Proprietary trading has produced tremendous profits for financial firms but was also blamed for huge losses during the financial crisis. Supporters of the rule say that banks with government backstops such as deposit insurance should not trade for their own account, because the risky bets could endanger taxpayers.
Industry groups have argued that the rule, named after former Federal Reserve chairman Paul Volcker, unnecessarily limits some safe forms of trading and will sink profits at some of the nation’s largest banks. They have called for broad exemptions, but the efforts were weakened when JPMorgan Chase lost $6.2 billion in the “London Whale” trading debacle.
The bank described the trade as a portfolio hedge — trades designed to protect against losses held in a broad portfolio of assets that could be used to bolster profits.
In his speech, Lew said the rule would prohibit “risky trading bets like the London Whale that are masked as risk-mitigating hedges.”
Regulators will also likely track where hedging activities are used to offset risks that accompany trading with clients, as opposed to driving revenue, Jason M. Goldberg, a Barclays analyst, said in a research report. He expects the rule to say that hedging activity should reduce or cut “specific, identifiable risks such as market risk, currency or foreign-exchange risk,” not create new or added risk.
In anticipation of the Volcker rule, many large banks, including JPMorgan, have shuttered or spun off their proprietary trading desks, as well as their private-
equity arms and hedge funds. That could blunt the full force of the rule, analysts say.
Still, bankers are leery of how regulators will define the buying and selling of securities on behalf of clients, known as market making.
Another key concern among bankers is the deadline for compliance. Dodd-Frank calls for Volcker to take effect in July 2014, but analysts and industry groups anticipate an extension in light of the delays in finalizing the rule.
Many banks are also concerned that the rule may require chief executives to certify that they are in compliance with the rules.
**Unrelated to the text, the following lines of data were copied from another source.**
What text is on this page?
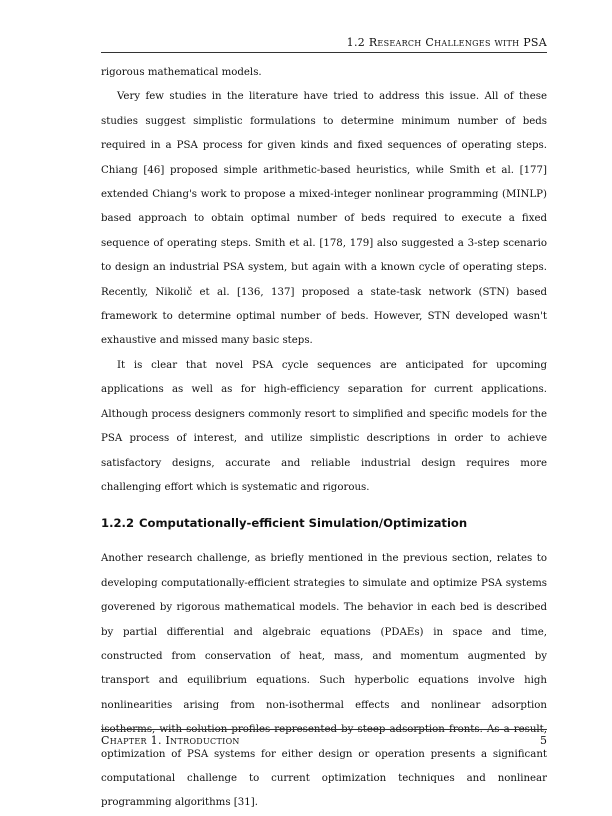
1.2 Research Challenges with PSA

rigorous mathematical models.

Very few studies in the literature have tried to address this issue. All of these studies suggest simplistic formulations to determine minimum number of beds required in a PSA process for given kinds and fixed sequences of operating steps. Chiang [46] proposed simple arithmetic-based heuristics, while Smith et al. [177] extended Chiang's work to propose a mixed-integer nonlinear programming (MINLP) based approach to obtain optimal number of beds required to execute a fixed sequence of operating steps. Smith et al. [178, 179] also suggested a 3-step scenario to design an industrial PSA system, but again with a known cycle of operating steps. Recently, Nikolič et al. [136, 137] proposed a state-task network (STN) based framework to determine optimal number of beds. However, STN developed wasn't exhaustive and missed many basic steps.

It is clear that novel PSA cycle sequences are anticipated for upcoming applications as well as for high-efficiency separation for current applications. Although process designers commonly resort to simplified and specific models for the PSA process of interest, and utilize simplistic descriptions in order to achieve satisfactory designs, accurate and reliable industrial design requires more challenging effort which is systematic and rigorous.

1.2.2 Computationally-efficient Simulation/Optimization

Another research challenge, as briefly mentioned in the previous section, relates to developing computationally-efficient strategies to simulate and optimize PSA systems goverened by rigorous mathematical models. The behavior in each bed is described by partial differential and algebraic equations (PDAEs) in space and time, constructed from conservation of heat, mass, and momentum augmented by transport and equilibrium equations. Such hyperbolic equations involve high nonlinearities arising from non-isothermal effects and nonlinear adsorption isotherms, with solution profiles represented by steep adsorption fronts. As a result, optimization of PSA systems for either design or operation presents a significant computational challenge to current optimization techniques and nonlinear programming algorithms [31].

Chapter 1. Introduction	5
Lew has said the proposed rule “puts in place strong compliance requirements that require those in charge of financial institutions to make sure that the tone at the top sends the right signal to the whole firm.”
Having the five financial regulators set to approve the rules before the end of the year is an accomplishment for Lew, who has promised since taking office in February to have it done this year.
The law instructed banking regulators to jointly write a rule that could be reconciled with versions crafted by the Securities and Exchange Commission and the Commodity Futures Trading Commission. The SEC joined the banking regulators, including the Federal Reserve and Office of the Comptroller of the Currency, in issuing a 300-page draft in October 2011.
Since then, regulators have been tweaking details, including what kind of funds banks can invest in and how the rule will apply to trades done overseas. The back-and-forth has generated a final rule that spans nearly 1,000 pages, according to people familiar with the process who were not authorized to speak publicly. Many of those pages will be responses to the 19,000 comment letters regulators received, the people said.
Tuesday’s vote will not be the end of the fight, analysts say. Law firms, including Gibson Dunn, are contemplating legal action to dismantle the rule. House Republicans are also keeping a close eye on the language to decide whether to introduce legislation to curb the impact.